Madame Schmit, who did not know Latin, and inherited curiosity from her mother, and eventually from Eve, asked the bishop what it meant, and he thus translated it:

"They that speak not of their necessities in the presence of a king, gain more than they that are ever asking."

The lady remarked that she saw nothing satirical in this.

After this it was my turn to be silent again; but the king began to talk about Ariosto, and expressed a desire to read it with me. I replied with an inclination of the head, and Horace's words: 'Tempora quoeram'.

Next morning, as I was coming out from mass, the generous and unfortunate Stanislas Augustus gave me his hand to kiss, and at the same time slid a roll of money into my hand, saying,--

"Thank no one but Horace, and don't tell anyone about it."

The roll contained two hundred ducats, and I immediately paid off my debts. Since then I went almost every morning to the king's closet, where he was always glad to see his courtiers, but there was no more said about reading Ariosto. He knew Italian, but not enough to speak it, and still less to appreciate the beauties of the great poet. When I think of this worthy prince, and of the great qualities he possessed as a man, I cannot understand how he came to commit so many errors as a king. Perhaps the least of them all was that he allowed himself to survive his country. As he could not find a friend to kill him, I think he should have killed himself. But indeed he had no need to ask a friend to do him this service; he should have imitated the great Kosciuszko, and entered into life eternal by the sword of a Russian.

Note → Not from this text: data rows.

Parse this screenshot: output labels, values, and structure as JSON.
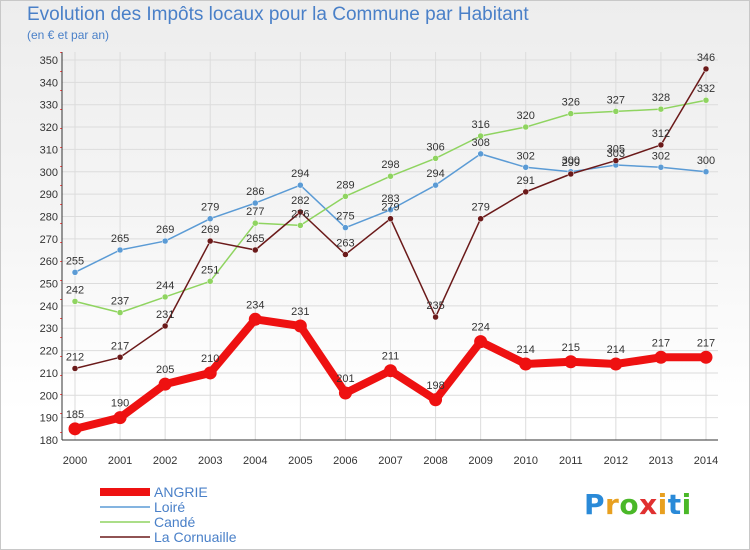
{
  "title": "Evolution des Impôts locaux pour la Commune par Habitant",
  "subtitle": "(en € et par an)",
  "logo": {
    "text": "Proxiti",
    "colors": [
      "#2a8ad8",
      "#e8a020",
      "#4ab828",
      "#e03030",
      "#e8a020",
      "#2a8ad8",
      "#4ab828"
    ]
  },
  "chart_data": {
    "type": "line",
    "x": [
      2000,
      2001,
      2002,
      2003,
      2004,
      2005,
      2006,
      2007,
      2008,
      2009,
      2010,
      2011,
      2012,
      2013,
      2014
    ],
    "ylim": [
      180,
      350
    ],
    "yticks": [
      180,
      190,
      200,
      210,
      220,
      230,
      240,
      250,
      260,
      270,
      280,
      290,
      300,
      310,
      320,
      330,
      340,
      350
    ],
    "grid": true,
    "legend": "bottom-left",
    "series": [
      {
        "name": "ANGRIE",
        "color": "#ee1111",
        "values": [
          185,
          190,
          205,
          210,
          234,
          231,
          201,
          211,
          198,
          224,
          214,
          215,
          214,
          217,
          217
        ]
      },
      {
        "name": "Loiré",
        "color": "#5b9bd5",
        "values": [
          255,
          265,
          269,
          279,
          286,
          294,
          275,
          283,
          294,
          308,
          302,
          300,
          303,
          302,
          300
        ]
      },
      {
        "name": "Candé",
        "color": "#8fd460",
        "values": [
          242,
          237,
          244,
          251,
          277,
          276,
          289,
          298,
          306,
          316,
          320,
          326,
          327,
          328,
          332
        ]
      },
      {
        "name": "La Cornuaille",
        "color": "#6b1a1a",
        "values": [
          212,
          217,
          231,
          269,
          265,
          282,
          263,
          279,
          235,
          279,
          291,
          299,
          305,
          312,
          346
        ]
      }
    ]
  }
}
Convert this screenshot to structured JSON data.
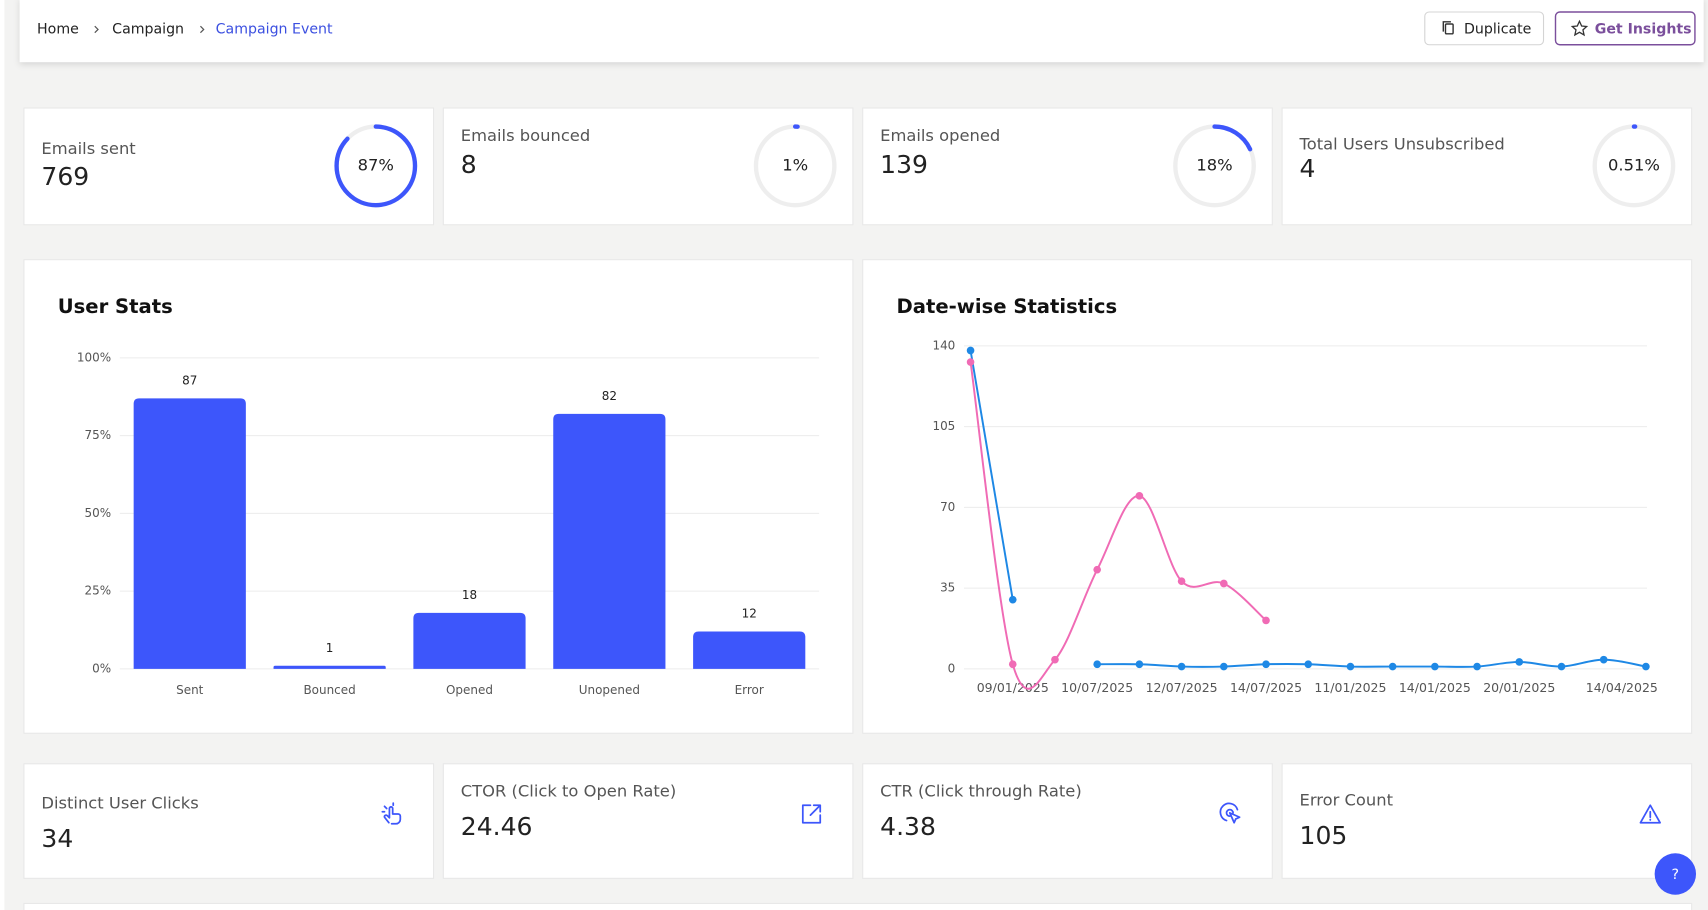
{
  "breadcrumb": {
    "items": [
      "Home",
      "Campaign",
      "Campaign Event"
    ]
  },
  "actions": [
    "Duplicate",
    "Get Insights"
  ],
  "stat_cards": [
    {
      "label": "Emails sent",
      "value": 769,
      "percent": {
        "value": 87,
        "label": "87%"
      }
    },
    {
      "label": "Emails bounced",
      "value": 8,
      "percent": {
        "value": 1,
        "label": "1%"
      }
    },
    {
      "label": "Emails opened",
      "value": 139,
      "percent": {
        "value": 18,
        "label": "18%"
      }
    },
    {
      "label": "Total Users Unsubscribed",
      "value": 4,
      "percent": {
        "value": 0.51,
        "label": "0.51%"
      }
    }
  ],
  "chart_data": [
    {
      "type": "bar",
      "title": "User Stats",
      "categories": [
        "Sent",
        "Bounced",
        "Opened",
        "Unopened",
        "Error"
      ],
      "values": [
        87,
        1,
        18,
        82,
        12
      ],
      "color": "#3d56fb",
      "ylim": [
        0,
        100
      ],
      "yticks": [
        {
          "value": 0,
          "label": "0%"
        },
        {
          "value": 25,
          "label": "25%"
        },
        {
          "value": 50,
          "label": "50%"
        },
        {
          "value": 75,
          "label": "75%"
        },
        {
          "value": 100,
          "label": "100%"
        }
      ],
      "grid": true
    },
    {
      "type": "line",
      "title": "Date-wise Statistics",
      "categories": [
        null,
        "09/01/2025",
        null,
        "10/07/2025",
        null,
        "12/07/2025",
        null,
        "14/07/2025",
        null,
        "11/01/2025",
        null,
        "14/01/2025",
        null,
        "20/01/2025",
        null,
        null,
        "14/04/2025"
      ],
      "series": [
        {
          "color": "#1e88e5",
          "values": [
            138,
            30,
            null,
            2,
            2,
            1,
            1,
            2,
            2,
            1,
            1,
            1,
            1,
            3,
            1,
            4,
            1
          ]
        },
        {
          "color": "#f06bb5",
          "values": [
            133,
            2,
            4,
            43,
            75,
            38,
            37,
            21,
            null,
            null,
            null,
            null,
            null,
            null,
            null,
            null,
            null
          ]
        }
      ],
      "ylim": [
        0,
        140
      ],
      "yticks": [
        0,
        35,
        70,
        105,
        140
      ],
      "grid": true
    }
  ],
  "metric_cards": [
    {
      "label": "Distinct User Clicks",
      "value": 34
    },
    {
      "label": "CTOR (Click to Open Rate)",
      "value": 24.46
    },
    {
      "label": "CTR (Click through Rate)",
      "value": 4.38
    },
    {
      "label": "Error Count",
      "value": 105
    }
  ],
  "help": "?"
}
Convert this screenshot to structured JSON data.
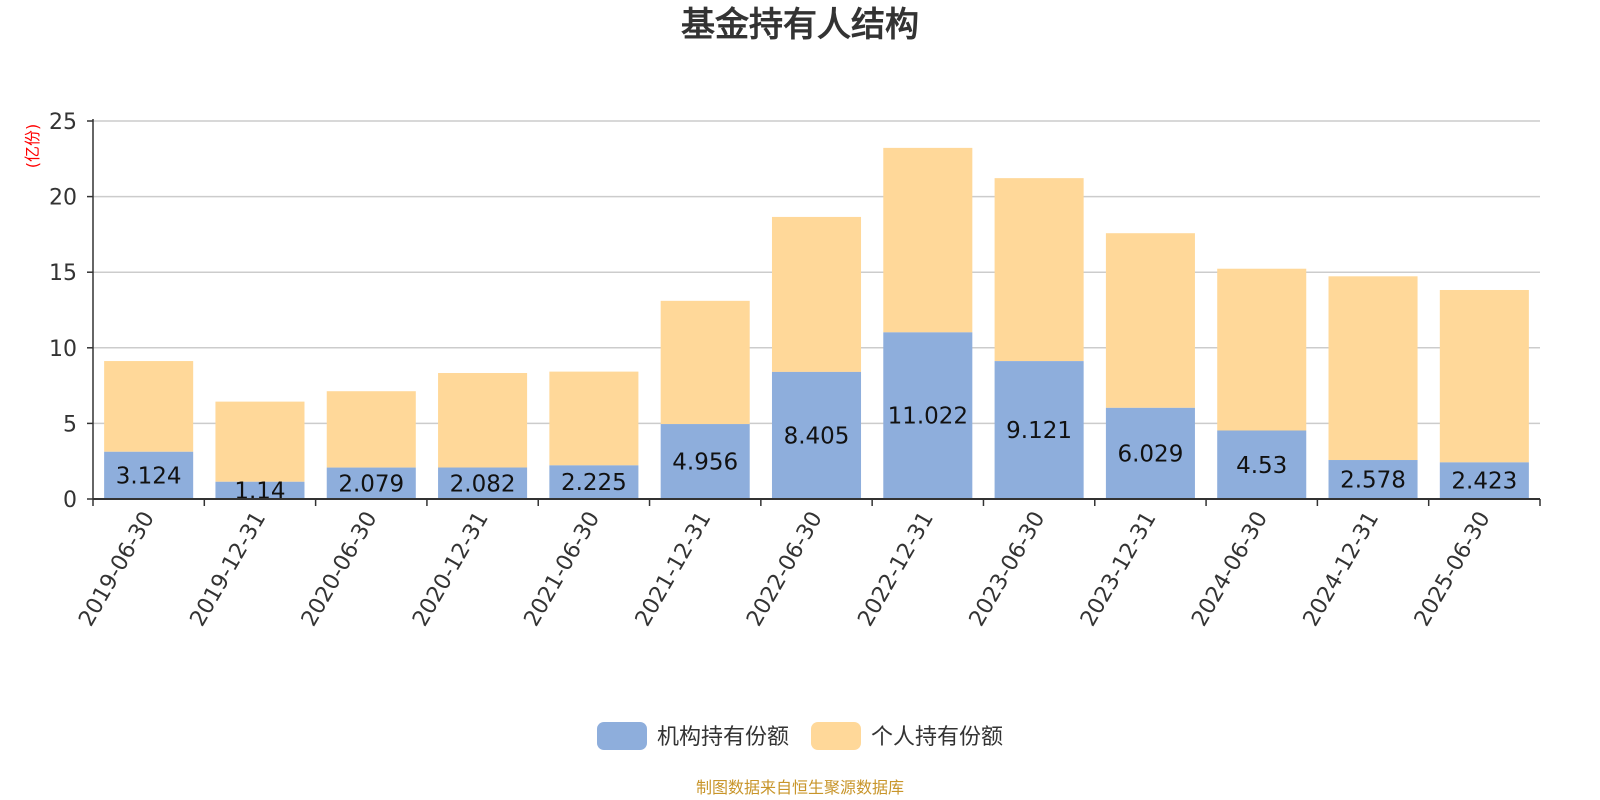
{
  "chart_data": {
    "type": "bar",
    "stacked": true,
    "title": "基金持有人结构",
    "unit_label": "(亿份)",
    "categories": [
      "2019-06-30",
      "2019-12-31",
      "2020-06-30",
      "2020-12-31",
      "2021-06-30",
      "2021-12-31",
      "2022-06-30",
      "2022-12-31",
      "2023-06-30",
      "2023-12-31",
      "2024-06-30",
      "2024-12-31",
      "2025-06-30"
    ],
    "series": [
      {
        "name": "机构持有份额",
        "color": "#8eaedc",
        "values": [
          3.124,
          1.14,
          2.079,
          2.082,
          2.225,
          4.956,
          8.405,
          11.022,
          9.121,
          6.029,
          4.53,
          2.578,
          2.423
        ]
      },
      {
        "name": "个人持有份额",
        "color": "#ffd899",
        "values": [
          6.0,
          5.3,
          5.05,
          6.25,
          6.2,
          8.15,
          10.25,
          12.2,
          12.1,
          11.55,
          10.7,
          12.15,
          11.4
        ]
      }
    ],
    "data_labels_series": "机构持有份额",
    "ylim": [
      0,
      25
    ],
    "yticks": [
      0,
      5,
      10,
      15,
      20,
      25
    ],
    "grid": true,
    "legend_position": "bottom-center"
  },
  "source_note": "制图数据来自恒生聚源数据库"
}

The carnival was a brilliant one. All Europe seemed to have assembled at Warsaw to see the happy being whom fortune had so unexpectedly raised to a throne, but after seeing him all were agreed that, in his case at all events, the deity had been neither blind nor foolish. Perhaps, however, he liked shewing himself rather too much. I have detected him in some distress on his being informed that there was such a thing as a stranger in Warsaw who had not seen him. No one had any need of an introduction, for his Court was, as all Courts should be, open to everyone, and when he noticed a strange face he was the first to speak.

Here I must set down an event which took place towards the end of January. It was, in fact, a dream; and, as I think I have confessed before, superstition had always some hold on me.

I dreamt I was at a banquet, and one of the guests threw a bottle at my face, that the blood poured forth, that I ran my sword through my enemy's body, and jumped into a carriage, and rode away.

Prince Charles of Courland came to Warsaw, and asked me to dine with him at Prince Poninski's, the same that became so notorious, and was afterwards proscribed and shamefully dishonoured. His was a hospitable house, and he was surrounded by his agreeable family. I had never called on him, as he was not a 'persona grata' to the king or his relations.

In the course of the dinner a bottle of champagne burst, and a piece of broken glass struck me just below the eye. It cut a vein, and the blood gushed over my face, over my clothes, and even over the cloth. Everybody rose, my wound was bound up, the cloth was changed, and the dinner went on merrily. I was surprised at the likeness between my dream and this incident, while I congratulated myself on the happy difference between them. However, it all came true after a few months.

Madame Binetti, whom I had last seen in London, arrived at Warsaw with her husband and Pic the dancer.